Coping Intelligence™ concept has broader impacts for our understanding of the mediating role of problem solving skills in promoting competence in dealing with difficulties of life. «Creating a science of human strength» is a promising mission of psychology that focuses on «systematically building competence, not on correcting weakness» (Seligman, 2000). This direction of research is based on a healthy, positive model of human behavior. The basic principles of positive psychology correspond strongly to the guidelines of differential psychology, whose primary goal is to explore the uniqueness of human individuality (Libin, A., 2008). The concept of human competence is an ideal starting point for studying the complexity of human individuality as well as investigating the fundamental issues such as quality of life, satisfaction with life self and others.

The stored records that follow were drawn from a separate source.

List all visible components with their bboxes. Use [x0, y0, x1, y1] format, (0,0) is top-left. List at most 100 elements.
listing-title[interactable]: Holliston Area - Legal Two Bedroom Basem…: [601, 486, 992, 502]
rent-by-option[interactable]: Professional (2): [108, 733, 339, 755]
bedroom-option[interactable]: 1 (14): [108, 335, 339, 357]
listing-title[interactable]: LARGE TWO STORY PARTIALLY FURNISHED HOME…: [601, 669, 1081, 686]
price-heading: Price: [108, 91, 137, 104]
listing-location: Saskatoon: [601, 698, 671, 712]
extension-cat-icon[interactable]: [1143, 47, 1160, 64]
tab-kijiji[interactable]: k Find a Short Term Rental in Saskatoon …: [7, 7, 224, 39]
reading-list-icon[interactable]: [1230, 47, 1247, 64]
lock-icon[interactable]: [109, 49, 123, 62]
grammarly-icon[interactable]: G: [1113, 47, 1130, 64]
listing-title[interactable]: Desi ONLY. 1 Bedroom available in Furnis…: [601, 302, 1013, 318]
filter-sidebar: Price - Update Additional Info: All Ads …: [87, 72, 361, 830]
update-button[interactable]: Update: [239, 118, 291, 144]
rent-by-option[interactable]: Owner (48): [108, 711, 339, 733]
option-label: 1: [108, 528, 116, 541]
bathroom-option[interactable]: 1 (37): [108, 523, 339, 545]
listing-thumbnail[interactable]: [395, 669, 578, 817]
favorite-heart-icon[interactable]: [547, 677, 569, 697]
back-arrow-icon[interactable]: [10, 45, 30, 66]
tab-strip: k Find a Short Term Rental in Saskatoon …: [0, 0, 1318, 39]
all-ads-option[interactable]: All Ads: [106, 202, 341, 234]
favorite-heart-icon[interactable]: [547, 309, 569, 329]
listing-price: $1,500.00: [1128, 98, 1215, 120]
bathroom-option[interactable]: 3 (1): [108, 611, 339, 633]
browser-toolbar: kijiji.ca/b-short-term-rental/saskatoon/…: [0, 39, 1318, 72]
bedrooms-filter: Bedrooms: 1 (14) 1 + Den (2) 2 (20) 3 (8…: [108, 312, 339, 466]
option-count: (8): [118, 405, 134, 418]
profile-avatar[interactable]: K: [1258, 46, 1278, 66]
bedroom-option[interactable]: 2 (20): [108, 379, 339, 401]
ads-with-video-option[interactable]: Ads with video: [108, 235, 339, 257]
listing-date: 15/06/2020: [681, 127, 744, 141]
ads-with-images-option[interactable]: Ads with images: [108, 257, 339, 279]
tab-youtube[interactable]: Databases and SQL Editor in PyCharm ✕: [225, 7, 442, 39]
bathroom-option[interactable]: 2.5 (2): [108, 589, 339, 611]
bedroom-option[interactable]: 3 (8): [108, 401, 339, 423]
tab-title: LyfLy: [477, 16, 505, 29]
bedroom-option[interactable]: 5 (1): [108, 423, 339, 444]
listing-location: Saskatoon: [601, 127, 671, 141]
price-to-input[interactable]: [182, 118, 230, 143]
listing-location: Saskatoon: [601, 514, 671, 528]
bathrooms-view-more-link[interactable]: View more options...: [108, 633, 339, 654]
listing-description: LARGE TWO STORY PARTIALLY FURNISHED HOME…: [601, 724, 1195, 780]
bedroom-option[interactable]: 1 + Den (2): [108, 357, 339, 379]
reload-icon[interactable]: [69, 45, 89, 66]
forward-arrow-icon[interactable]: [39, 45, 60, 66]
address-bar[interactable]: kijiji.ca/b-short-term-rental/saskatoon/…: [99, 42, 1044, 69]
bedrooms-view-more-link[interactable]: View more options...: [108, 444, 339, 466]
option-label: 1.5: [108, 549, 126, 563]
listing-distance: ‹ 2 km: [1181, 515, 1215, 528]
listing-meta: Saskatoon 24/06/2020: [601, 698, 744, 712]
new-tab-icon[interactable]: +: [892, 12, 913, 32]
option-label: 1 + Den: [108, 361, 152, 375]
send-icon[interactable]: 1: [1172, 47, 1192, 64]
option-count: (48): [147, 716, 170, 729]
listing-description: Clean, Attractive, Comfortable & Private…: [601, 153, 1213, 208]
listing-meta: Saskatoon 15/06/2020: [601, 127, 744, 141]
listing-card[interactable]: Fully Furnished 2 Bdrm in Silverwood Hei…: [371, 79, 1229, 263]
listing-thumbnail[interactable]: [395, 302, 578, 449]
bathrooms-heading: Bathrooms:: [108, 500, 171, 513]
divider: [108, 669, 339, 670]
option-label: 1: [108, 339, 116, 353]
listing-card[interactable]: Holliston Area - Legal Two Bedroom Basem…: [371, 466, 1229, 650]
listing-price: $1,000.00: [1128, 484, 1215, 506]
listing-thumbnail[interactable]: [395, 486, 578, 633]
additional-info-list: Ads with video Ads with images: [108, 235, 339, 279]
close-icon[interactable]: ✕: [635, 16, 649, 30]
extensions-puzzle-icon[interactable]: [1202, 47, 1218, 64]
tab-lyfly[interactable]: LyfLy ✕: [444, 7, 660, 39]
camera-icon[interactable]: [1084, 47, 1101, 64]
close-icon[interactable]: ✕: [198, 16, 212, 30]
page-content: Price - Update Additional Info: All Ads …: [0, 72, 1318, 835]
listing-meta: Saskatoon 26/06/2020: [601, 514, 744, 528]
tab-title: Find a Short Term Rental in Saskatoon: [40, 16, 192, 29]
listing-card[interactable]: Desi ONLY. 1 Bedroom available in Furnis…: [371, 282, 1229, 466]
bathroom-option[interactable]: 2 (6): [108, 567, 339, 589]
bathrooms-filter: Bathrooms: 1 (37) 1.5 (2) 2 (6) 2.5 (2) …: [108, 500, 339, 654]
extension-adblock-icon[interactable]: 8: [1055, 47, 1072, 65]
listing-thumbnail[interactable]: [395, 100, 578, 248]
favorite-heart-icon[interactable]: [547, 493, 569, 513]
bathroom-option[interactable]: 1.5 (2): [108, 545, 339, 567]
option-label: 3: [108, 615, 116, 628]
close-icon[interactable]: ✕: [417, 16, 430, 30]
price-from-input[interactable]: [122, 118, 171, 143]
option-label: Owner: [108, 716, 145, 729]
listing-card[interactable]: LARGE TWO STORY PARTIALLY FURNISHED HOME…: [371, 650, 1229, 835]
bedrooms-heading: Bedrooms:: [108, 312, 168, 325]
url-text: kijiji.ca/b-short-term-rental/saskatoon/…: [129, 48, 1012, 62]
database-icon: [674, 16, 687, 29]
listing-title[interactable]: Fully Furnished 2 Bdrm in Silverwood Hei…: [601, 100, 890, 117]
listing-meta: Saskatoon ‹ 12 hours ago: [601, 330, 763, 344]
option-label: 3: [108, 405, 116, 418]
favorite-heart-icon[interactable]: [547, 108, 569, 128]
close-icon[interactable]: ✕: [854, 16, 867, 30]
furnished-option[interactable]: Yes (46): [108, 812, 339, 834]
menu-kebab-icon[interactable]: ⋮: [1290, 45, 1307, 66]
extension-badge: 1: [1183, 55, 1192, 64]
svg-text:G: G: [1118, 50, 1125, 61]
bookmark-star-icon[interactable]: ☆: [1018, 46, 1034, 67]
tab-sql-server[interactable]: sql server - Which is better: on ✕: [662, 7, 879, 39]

The newly proposed model of Coping Intelligence™ may serve as useful feedback while assessing changes in individual coping repertoire during therapy and consulting, rehabilitation and medical recovery, for it measures flexible individual strategies that can be modified as a result of life experiences or educational training.

Acknowledgments

This book was supported in part by the Coping Institute (USA), the Department of Psychology at the Georgetown University (USA), and the Laboratory of Differential Psychology and Psychophysiology at the Institute of Psychology, Russian Academy of Education. The author would like to express sincere gratitude to Dr. Alexander Libin, Dr. James T. Lamiell, Dr. Nikolai Aminov, and Dr. Michael Kabardov for their continuing support of the Coping Intelligence ™ Project and contribution to this work.